I spent a lot of time writing about my weight on my previous blog. At the time it was such a huge (no pun) part of my existence. I felt that people judged me based on the number that the scale reflected, yet the person who judged me the most, was me. Since Addison’s birth I haven’t really given it as much thought as I once did. Though heaven knows I’m ‘supposed’ to. The magazines, websites and other people who all bang on about losing the baby weight, sigh. (To be honest I have lost it all, it’s just that I haven’t lost what was there before.) I think as women, we’re way too harsh on ourselves and each other. And I get sick of people whose only topic of conversation is weight and weight loss. I think what I’ve realised through my own insecurity, is that the constant discussion of it, is the only way some people can offset their own insecurities. And this often also seems to involve bringing other people down. There is no need to justify your choices to me or to prove yourself. I don’t care if you eat nothing but chips and coke or live off beans and broccoli. As long as you’re my friend, I’m going to love you for you.

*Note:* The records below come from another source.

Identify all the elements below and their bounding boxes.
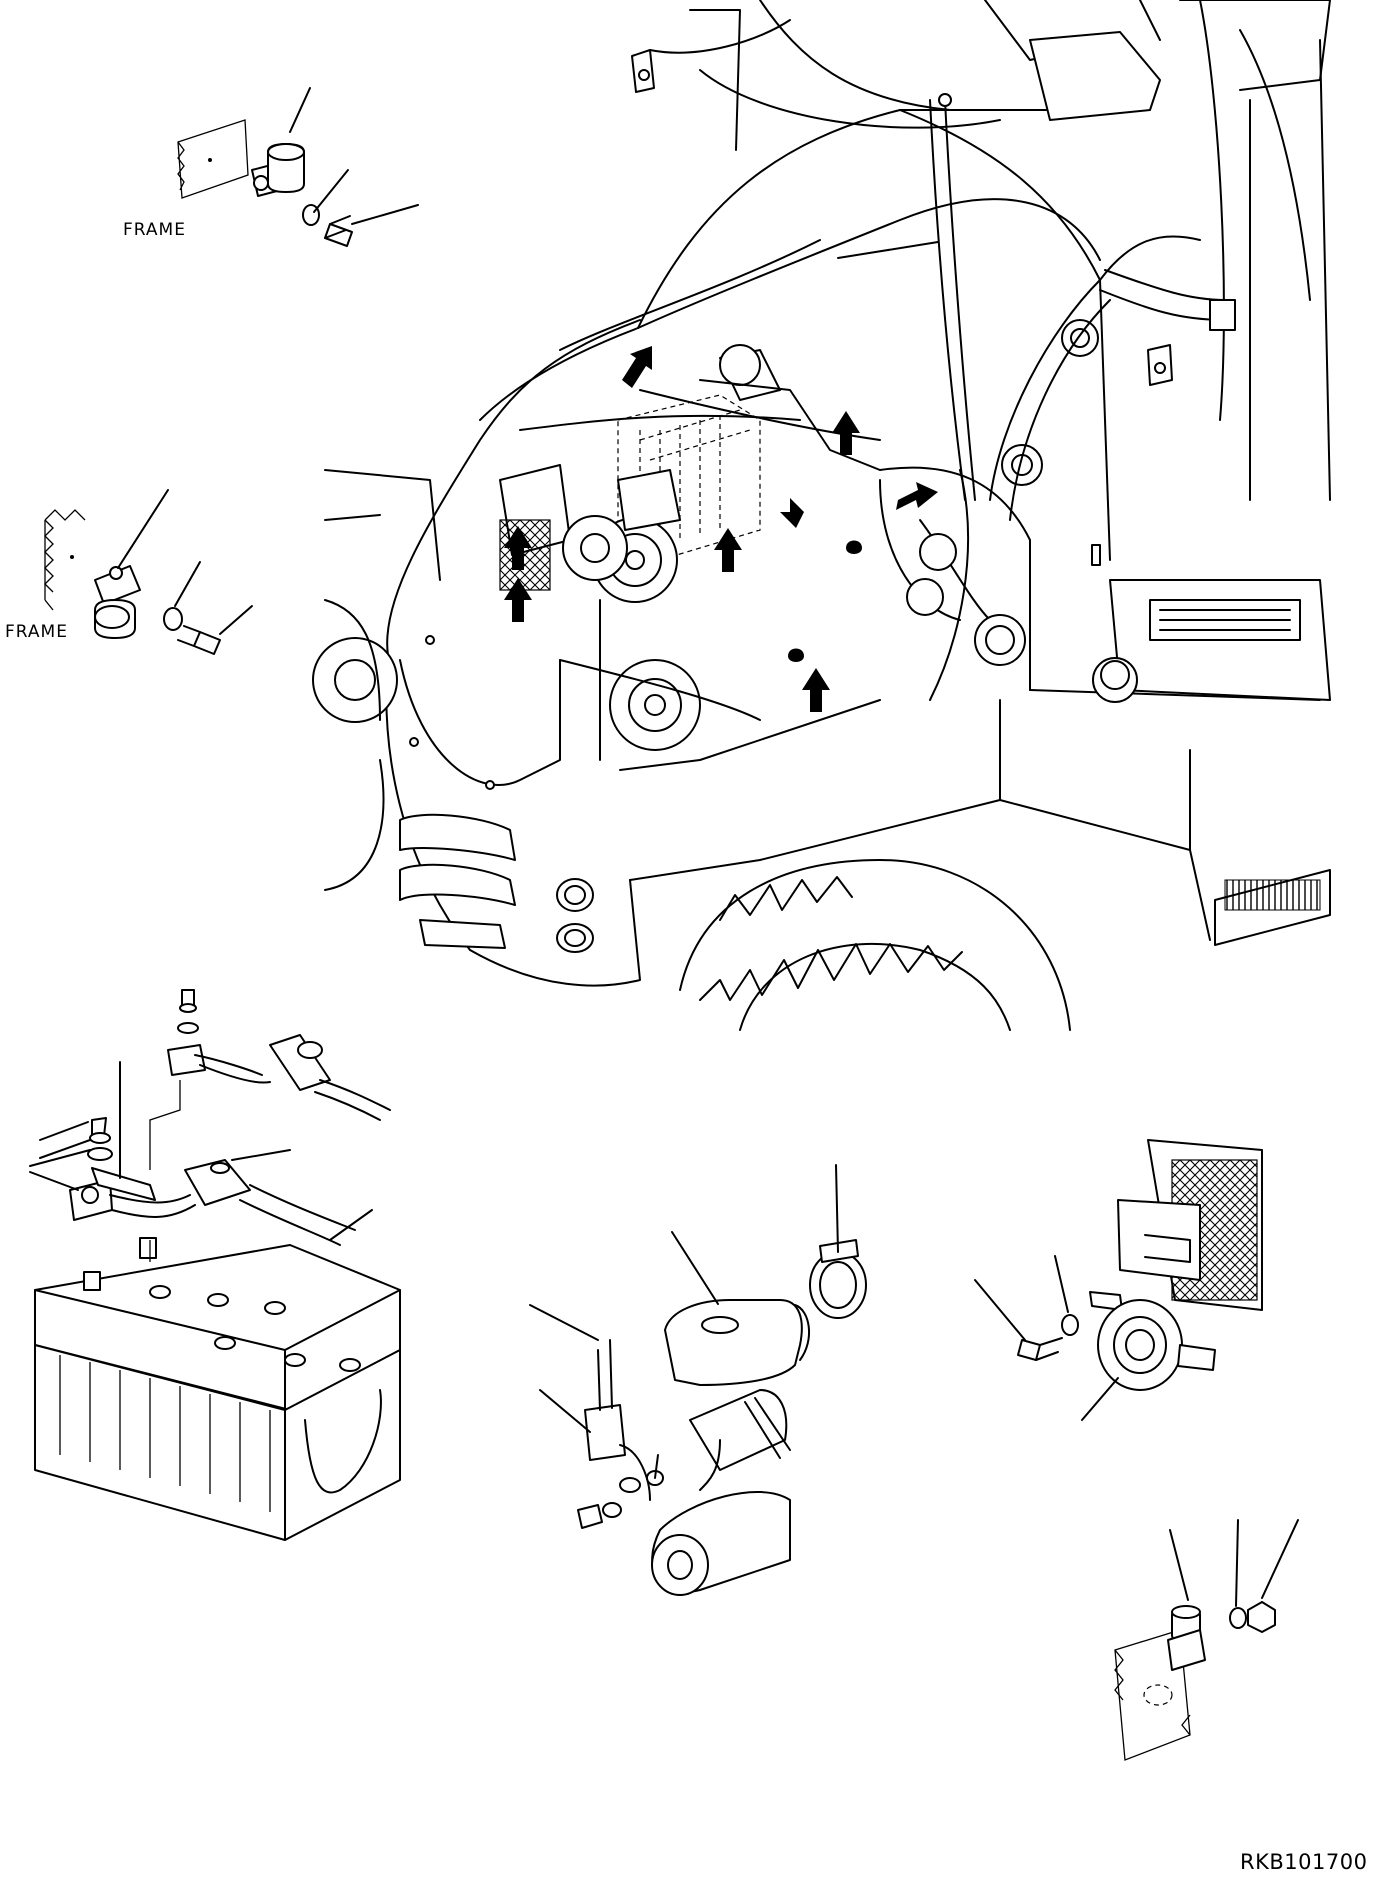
clamp-bracket xyxy=(251,143,305,197)
frame-clamp-detail-top xyxy=(177,87,419,247)
bolt xyxy=(324,215,353,247)
frame-label-top: FRAME xyxy=(123,220,186,240)
leader-line xyxy=(1081,1377,1119,1421)
leader-line xyxy=(1261,1519,1299,1599)
leader-line xyxy=(1054,1255,1069,1313)
leader-line xyxy=(39,1121,89,1141)
leader-line xyxy=(329,1209,373,1241)
nut xyxy=(1247,1601,1276,1633)
battery-caps xyxy=(149,1285,361,1372)
leader-line xyxy=(174,561,201,607)
washer xyxy=(1229,1607,1247,1629)
leader-line xyxy=(1235,1519,1239,1607)
frame-label-mid: FRAME xyxy=(5,622,68,642)
leader-line xyxy=(654,1454,659,1479)
washer xyxy=(1061,1314,1079,1336)
leader-line xyxy=(313,169,349,213)
leader-line xyxy=(837,241,939,259)
leader-line xyxy=(29,1171,79,1191)
clamp-detail-bottom xyxy=(1114,1519,1299,1761)
drawing-code: RKB101700 xyxy=(1240,1850,1368,1874)
washer xyxy=(163,607,183,631)
bolt xyxy=(1017,1337,1063,1361)
callout-arrows xyxy=(504,346,938,712)
horn xyxy=(1089,1291,1216,1391)
frame-clamp-detail-mid xyxy=(44,489,253,655)
leader-line xyxy=(671,1231,719,1305)
clamp-bracket xyxy=(94,565,141,639)
leader-line xyxy=(835,1164,839,1253)
leader-line xyxy=(39,1139,91,1159)
leader-line xyxy=(289,87,311,133)
leader-line xyxy=(1169,1529,1189,1601)
machine-overview xyxy=(312,0,1331,1031)
leader-line xyxy=(974,1279,1026,1341)
leader-line xyxy=(29,1149,91,1167)
leader-line xyxy=(539,1389,591,1433)
horn-detail xyxy=(974,1139,1263,1421)
leader-line xyxy=(529,1304,599,1341)
leader-line xyxy=(351,204,419,225)
leader-line xyxy=(117,489,169,569)
battery-detail xyxy=(29,989,401,1541)
leader-line xyxy=(219,605,253,635)
bolt xyxy=(177,625,221,655)
leader-line xyxy=(231,1149,291,1161)
starter-detail xyxy=(529,1164,867,1596)
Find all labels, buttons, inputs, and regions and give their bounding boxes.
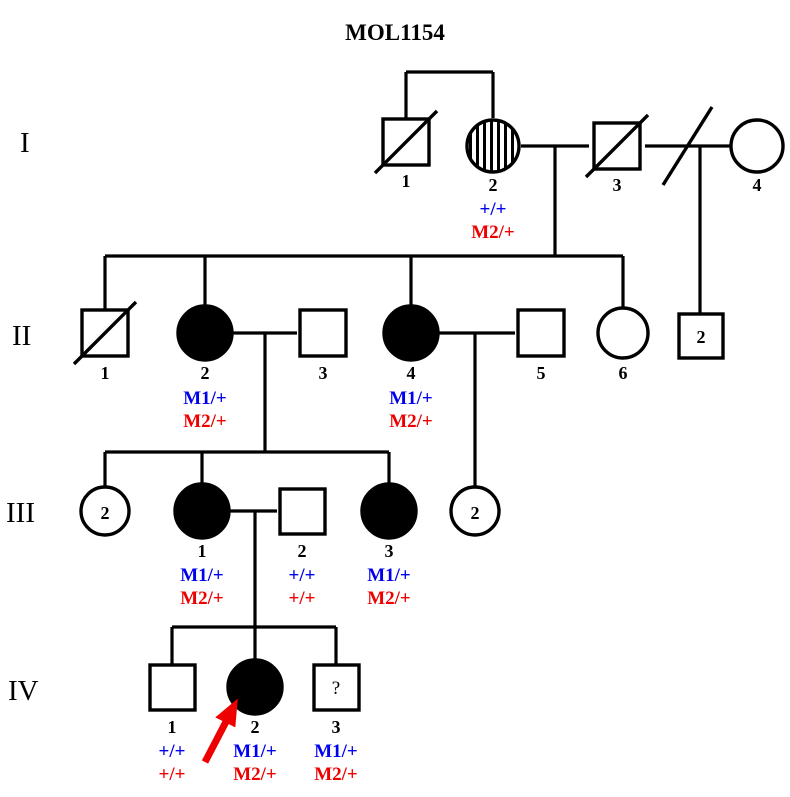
circle-symbol-group[interactable] [449, 485, 501, 537]
individual-iv-3[interactable]: ? 3 M1/+ M2/+ [312, 663, 361, 785]
genotype-m1: +/+ [159, 741, 186, 762]
individual-id: 3 [332, 717, 341, 737]
sibship-count: 2 [697, 327, 706, 347]
individual-ii-1[interactable]: 1 [72, 300, 138, 383]
individual-i-2[interactable]: 2 +/+ M2/+ [465, 118, 521, 243]
circle-symbol[interactable] [729, 118, 785, 174]
sibship-count: 2 [101, 503, 110, 523]
genotype-m2: M2/+ [367, 588, 411, 609]
genotype-m1: M1/+ [183, 388, 227, 409]
individual-iii-3[interactable]: 3 M1/+ M2/+ [360, 482, 418, 609]
genotype-m2: M2/+ [471, 222, 515, 243]
generation-ii-group: 1 2 M1/+ M2/+ 3 4 M1/+ M2/+ [72, 300, 725, 432]
generation-iv-group: 1 +/+ +/+ 2 M1/+ M2/+ ? 3 M1/+ [148, 658, 361, 785]
individual-iv-1[interactable]: 1 +/+ +/+ [148, 663, 197, 785]
generation-iii-group: 2 1 M1/+ M2/+ 2 +/+ +/+ 3 M1/+ M2/+ [79, 482, 501, 609]
genotype-m2: +/+ [159, 764, 186, 785]
page-title: MOL1154 [345, 20, 445, 45]
generation-label-iv: IV [8, 675, 39, 707]
individual-iii-2[interactable]: 2 +/+ +/+ [278, 487, 327, 609]
individual-id: 1 [402, 171, 411, 191]
individual-id: 5 [537, 363, 546, 383]
individual-iv-2[interactable]: 2 M1/+ M2/+ [226, 658, 284, 785]
genotype-m2: M2/+ [314, 764, 358, 785]
generation-label-ii: II [12, 320, 31, 352]
circle-symbol[interactable] [173, 482, 231, 540]
individual-id: 2 [489, 175, 498, 195]
individual-id: 3 [385, 541, 394, 561]
individual-id: 3 [613, 175, 622, 195]
individual-ii-2[interactable]: 2 M1/+ M2/+ [176, 304, 234, 432]
individual-ii-4[interactable]: 4 M1/+ M2/+ [382, 304, 440, 432]
generation-label-i: I [20, 127, 30, 159]
genotype-m2: M2/+ [180, 588, 224, 609]
genotype-m1: M1/+ [389, 388, 433, 409]
genotype-m2: +/+ [289, 588, 316, 609]
individual-iii-sibgroup-right[interactable]: 2 [449, 485, 501, 537]
individual-ii-sibgroup[interactable]: 2 [677, 312, 725, 360]
sibship-count: 2 [471, 503, 480, 523]
circle-symbol[interactable] [226, 658, 284, 716]
circle-symbol[interactable] [176, 304, 234, 362]
square-symbol[interactable] [148, 663, 197, 712]
proband-arrow-icon [201, 698, 238, 764]
individual-ii-6[interactable]: 6 [596, 306, 650, 383]
pedigree-connector-lines [103, 70, 731, 665]
square-symbol[interactable] [312, 663, 361, 712]
individual-id: 4 [407, 363, 416, 383]
circle-symbol-group[interactable] [79, 485, 131, 537]
individual-id: 1 [198, 541, 207, 561]
individual-i-3[interactable]: 3 [584, 113, 650, 195]
deceased-slash-icon [373, 109, 439, 175]
individual-id: 3 [319, 363, 328, 383]
genotype-m1: +/+ [480, 199, 507, 220]
deceased-slash-icon [584, 113, 650, 179]
divorce-slash-i3-i4 [661, 106, 714, 186]
genotype-m1: M1/+ [180, 565, 224, 586]
circle-symbol[interactable] [465, 118, 521, 174]
genotype-m2: M2/+ [233, 764, 277, 785]
unknown-sex-marker: ? [332, 678, 340, 699]
square-symbol[interactable] [516, 308, 566, 358]
circle-symbol[interactable] [382, 304, 440, 362]
individual-id: 1 [101, 363, 110, 383]
genotype-m1: M1/+ [233, 741, 277, 762]
genotype-m1: +/+ [289, 565, 316, 586]
genotype-m2: M2/+ [389, 411, 433, 432]
individual-id: 4 [753, 175, 762, 195]
individual-id: 2 [298, 541, 307, 561]
individual-id: 2 [201, 363, 210, 383]
square-symbol[interactable] [278, 487, 327, 536]
genotype-m1: M1/+ [314, 741, 358, 762]
individual-iii-1[interactable]: 1 M1/+ M2/+ [173, 482, 231, 609]
individual-i-1[interactable]: 1 [373, 109, 439, 191]
individual-ii-5[interactable]: 5 [516, 308, 566, 383]
individual-iii-sibgroup-left[interactable]: 2 [79, 485, 131, 537]
individual-id: 2 [251, 717, 260, 737]
generation-i-group: 1 2 +/+ M2/+ 3 4 [373, 109, 785, 243]
individual-ii-3[interactable]: 3 [298, 308, 348, 383]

I’m not actually sure what my ‘goal’ weight is. I’m not sure I even have such a thing or really want one. I’ve been different weights at different ages, some worked, some didn’t. I’m curvy, I like it, I have a bum and boobs, I like that too. I don’t feel that desperate need to obsess over a number or size anymore. Maybe because Addison is more important, or maybe because pregnancy made me value and appreciate my body more or maybe just because I’ve grown up a bit and realise it’s about being healthy, not about being thin. I can no longer try and fit into a mould that involves me starving, bingeing, starving, bingeing.
Both spouse and I are eating better to ensure we are around for our little one for a very long time. I feel better and have more energy. No radical diets. Just good food, prepared at home and no soft drink. (That’s the only thing I’ve cut because it makes me cray cray.) And thanks to a whole wave of plus size friends and bloggers, I’ve found clothes that fit me and look good. Why should I wear nothing but daggy clothes just because I’m not a size zero?
I like food, I like living, I like me. I have taken back my power on this issue and have given the haters their insecurities back; on a platter.